Watchdog Finds Flaws in Certification Process for Women-Owned Small Businesses
IG finds $52 million went to firms that may not be eligible.
The Small Business Administration must improve its execution of the law requiring it to steer certain types of contracts to women-owned small businesses, the agency’s watchdog found.
A review of a major portion of sole-source federal contracts in 2016 and early 2017 awarded to self-certified women-owned companies showed that 50 out of 56--worth as much as $52 million—did not follow regulations, according to an inspector general’s report released last week.
“Federal agencies’ contracting officers did not comply with the program requirements,” the report said. “Furthermore, the firms that received those contracts did not comply with the program’s self-certification requirement,” the result being “no assurance that these contracts were awarded to firms that were eligible to receive sole-source awards under the program.”
Contractors seeking government work under the Women-Owned Small Business Federal Contracting Program (which serves general women-owned firms and economically disadvantaged women-owned small businesses) got a boost under the 2015 National Defense Authorization Act. But that act also required that firms be certified by a federal agency, a state government, the SBA administrator, or a national certifying entity approved by the administrator.

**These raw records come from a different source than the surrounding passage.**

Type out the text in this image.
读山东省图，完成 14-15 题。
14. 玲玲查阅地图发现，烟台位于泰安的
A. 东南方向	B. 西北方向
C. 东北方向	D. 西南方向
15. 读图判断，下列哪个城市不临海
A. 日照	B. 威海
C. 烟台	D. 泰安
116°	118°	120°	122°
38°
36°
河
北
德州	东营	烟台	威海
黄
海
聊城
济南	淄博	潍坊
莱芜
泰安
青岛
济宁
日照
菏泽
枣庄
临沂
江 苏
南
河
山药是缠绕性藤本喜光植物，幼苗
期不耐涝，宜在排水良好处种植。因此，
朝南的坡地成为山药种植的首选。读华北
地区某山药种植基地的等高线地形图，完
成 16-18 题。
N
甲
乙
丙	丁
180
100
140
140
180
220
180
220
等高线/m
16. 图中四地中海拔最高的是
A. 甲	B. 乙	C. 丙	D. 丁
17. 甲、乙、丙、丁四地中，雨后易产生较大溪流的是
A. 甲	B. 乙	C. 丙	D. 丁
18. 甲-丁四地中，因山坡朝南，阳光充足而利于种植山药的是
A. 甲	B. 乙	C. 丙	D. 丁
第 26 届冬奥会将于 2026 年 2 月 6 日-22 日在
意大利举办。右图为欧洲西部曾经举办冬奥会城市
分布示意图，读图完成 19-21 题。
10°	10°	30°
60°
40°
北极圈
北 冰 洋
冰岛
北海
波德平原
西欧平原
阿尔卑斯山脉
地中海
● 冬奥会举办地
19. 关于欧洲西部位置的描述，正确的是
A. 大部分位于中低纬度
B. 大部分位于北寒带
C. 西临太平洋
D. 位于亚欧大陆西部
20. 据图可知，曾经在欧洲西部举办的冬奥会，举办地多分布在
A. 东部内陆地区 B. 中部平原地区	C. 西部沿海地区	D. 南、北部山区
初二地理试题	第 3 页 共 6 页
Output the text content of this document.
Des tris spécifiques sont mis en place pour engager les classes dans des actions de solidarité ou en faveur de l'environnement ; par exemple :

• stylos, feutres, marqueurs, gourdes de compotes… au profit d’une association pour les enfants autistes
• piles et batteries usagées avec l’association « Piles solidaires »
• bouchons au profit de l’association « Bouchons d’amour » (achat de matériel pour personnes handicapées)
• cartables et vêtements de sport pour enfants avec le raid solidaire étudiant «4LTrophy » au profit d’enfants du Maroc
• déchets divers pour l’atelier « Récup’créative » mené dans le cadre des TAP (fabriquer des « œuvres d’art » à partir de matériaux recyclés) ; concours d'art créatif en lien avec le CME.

A 2015 Government Accountability Office report found that SBA did not have adequate procedures to oversee third-party certifiers or reasonable assurance that only eligible women-owned businesses were obtaining the set-asides.
The agency has since approved four third-party administrators to help with certification—the El Paso Hispanic Chamber of Commerce, the National Women Business Owners Corporation, the U.S. Women’s Chamber of Commerce and the Women’s Business Enterprise National Council.

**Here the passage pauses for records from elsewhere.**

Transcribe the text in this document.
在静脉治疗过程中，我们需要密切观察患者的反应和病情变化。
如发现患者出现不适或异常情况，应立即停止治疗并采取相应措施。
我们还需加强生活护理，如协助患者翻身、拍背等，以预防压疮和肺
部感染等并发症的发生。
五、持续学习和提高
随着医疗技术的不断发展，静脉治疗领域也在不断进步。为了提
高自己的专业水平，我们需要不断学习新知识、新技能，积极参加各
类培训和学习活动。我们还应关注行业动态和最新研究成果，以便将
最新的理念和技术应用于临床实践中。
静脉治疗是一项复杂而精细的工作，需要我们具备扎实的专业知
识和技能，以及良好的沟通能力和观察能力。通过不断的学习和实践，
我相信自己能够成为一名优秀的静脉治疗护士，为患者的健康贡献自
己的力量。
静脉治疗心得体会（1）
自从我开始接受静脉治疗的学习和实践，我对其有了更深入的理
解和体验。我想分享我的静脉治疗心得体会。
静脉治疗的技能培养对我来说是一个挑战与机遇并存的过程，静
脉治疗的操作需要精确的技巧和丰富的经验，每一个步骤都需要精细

But when the agency’s final rule took effect for sole-source contracts in October 2015, IG Hannibal “Mike” Ware wrote, “it did not implement a certification process.”

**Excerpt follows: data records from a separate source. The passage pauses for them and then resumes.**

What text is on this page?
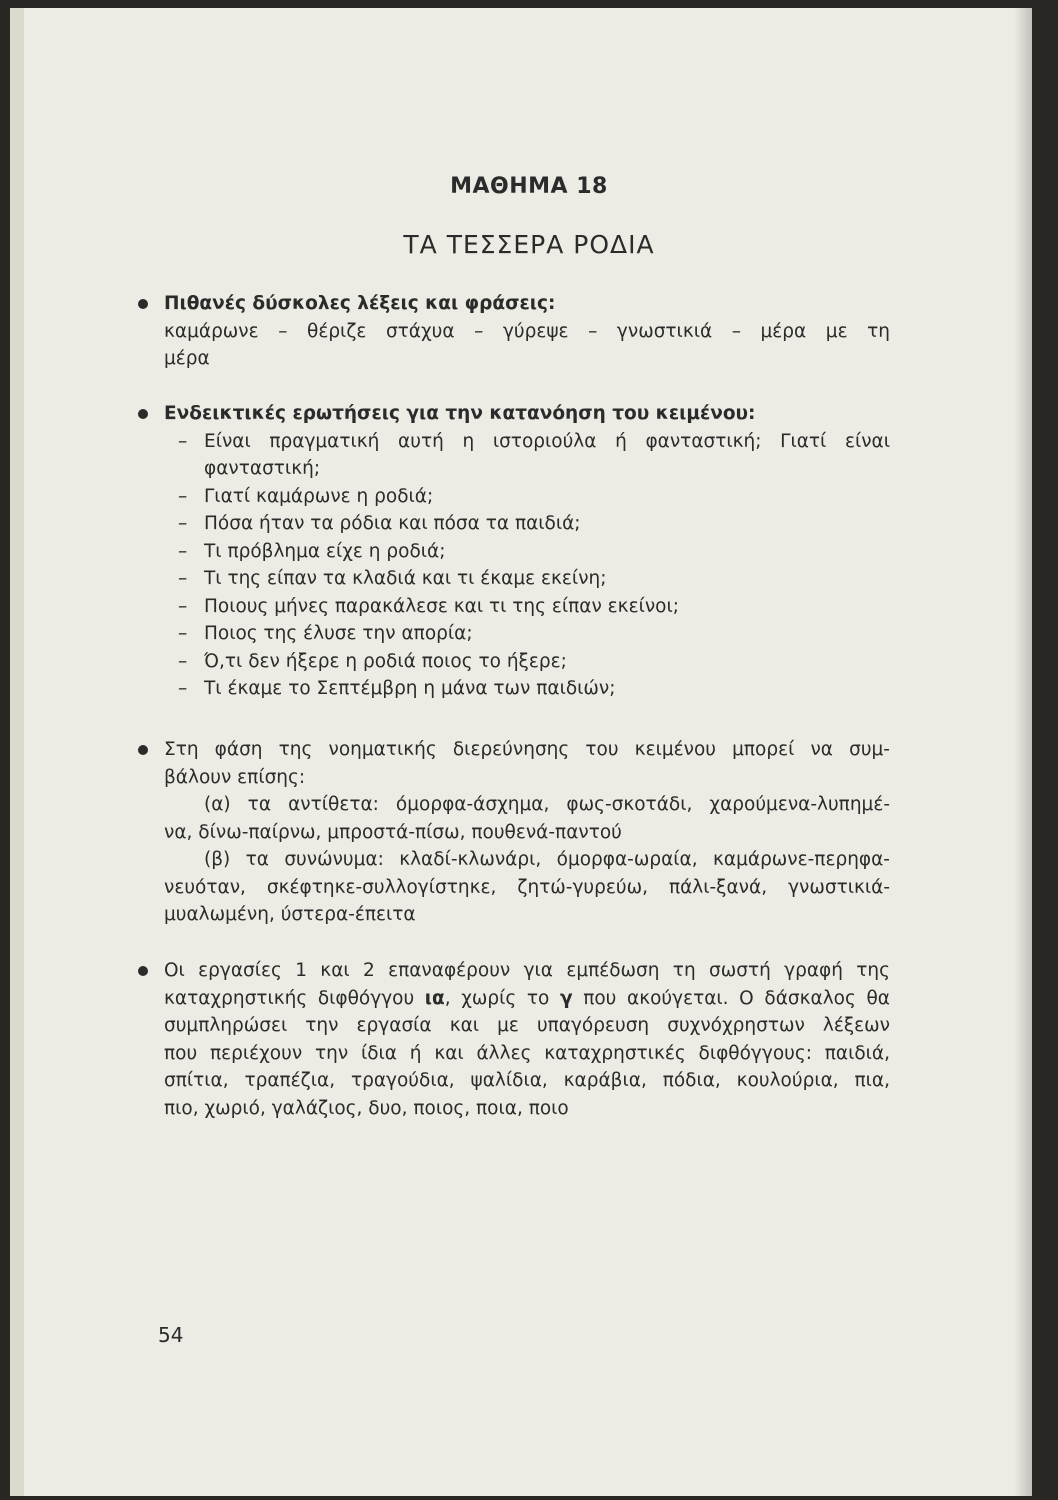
ΜΑΘΗΜΑ 18
ΤΑ ΤΕΣΣΕΡΑ ΡΟΔΙΑ
Πιθανές δύσκολες λέξεις και φράσεις:
καμάρωνε – θέριζε στάχυα – γύρεψε – γνωστικιά – μέρα με τη
μέρα
Ενδεικτικές ερωτήσεις για την κατανόηση του κειμένου:
– Είναι πραγματική αυτή η ιστοριούλα ή φανταστική; Γιατί είναι
φανταστική;
– Γιατί καμάρωνε η ροδιά;
– Πόσα ήταν τα ρόδια και πόσα τα παιδιά;
– Τι πρόβλημα είχε η ροδιά;
– Τι της είπαν τα κλαδιά και τι έκαμε εκείνη;
– Ποιους μήνες παρακάλεσε και τι της είπαν εκείνοι;
– Ποιος της έλυσε την απορία;
– Ό,τι δεν ήξερε η ροδιά ποιος το ήξερε;
– Τι έκαμε το Σεπτέμβρη η μάνα των παιδιών;
Στη φάση της νοηματικής διερεύνησης του κειμένου μπορεί να συμ-
βάλουν επίσης:
(α) τα αντίθετα: όμορφα-άσχημα, φως-σκοτάδι, χαρούμενα-λυπημέ-
να, δίνω-παίρνω, μπροστά-πίσω, πουθενά-παντού
(β) τα συνώνυμα: κλαδί-κλωνάρι, όμορφα-ωραία, καμάρωνε-περηφα-
νευόταν, σκέφτηκε-συλλογίστηκε, ζητώ-γυρεύω, πάλι-ξανά, γνωστικιά-
μυαλωμένη, ύστερα-έπειτα
Οι εργασίες 1 και 2 επαναφέρουν για εμπέδωση τη σωστή γραφή της
καταχρηστικής διφθόγγου ια, χωρίς το γ που ακούγεται. Ο δάσκαλος θα
συμπληρώσει την εργασία και με υπαγόρευση συχνόχρηστων λέξεων
που περιέχουν την ίδια ή και άλλες καταχρηστικές διφθόγγους: παιδιά,
σπίτια, τραπέζια, τραγούδια, ψαλίδια, καράβια, πόδια, κουλούρια, πια,
πιο, χωριό, γαλάζιος, δυο, ποιος, ποια, ποιο
54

Women-owned businesses have long been allowed to “self-certify” their availability for contract set-asides by going online at SBA’s website and uploading key corporate documents. But fraud has been “rampant,” Washington attorney Kelly Kroll of Morris, Manning, & Martin told Government Executive. “You used to check a box saying ‘I’m a woman,’ but there was a lot of abuse. A man would give his wife 51 percent ownership of a company, but she would sit at home all day. You have to really be in charge,” added Kroll, who represents many women-owned firms. Fraud cases also raise the number of bid protests by competitors.
“The stopgap process the SBA has put in place is not going to cut it,” Kroll said. “It needs to get the regulations in place.”
Currently, self-certifying at the SBA portal remains an option, said Lourdes Martin-Rosa, president and CEO of the Miami-based contractor Government Business Solutions, speaking in Washington on Tuesday at an American Express “Summit for Success” conference on contracting. She noted that the third parties charge anywhere from $250 to $1,000, one reason she and the more sophisticated company owners go directly to the SBA portal. “Don’t apply for certification until you’re ready to scale up,” she told the gathered small business contractors. It should be considered the first step in an opportunity akin to buying a health club membership—“you have to go to the gym to get healthy and fit.”
The SBA IG recommended that the agency move to formalize its certification process and improve the program’s integrity through more frequent eligibility reviews (including debarment of violators), addressing incomplete data and errors, and coordinating with the Office of Federal Procurement Policy and General Services Administration to strengthen information in the government’s centralized contractor databases.
The agency agreed with the substance but not on the timetable. It said it will need at least another year to fully implement a rigorous certification process that goes beyond the current self-certification.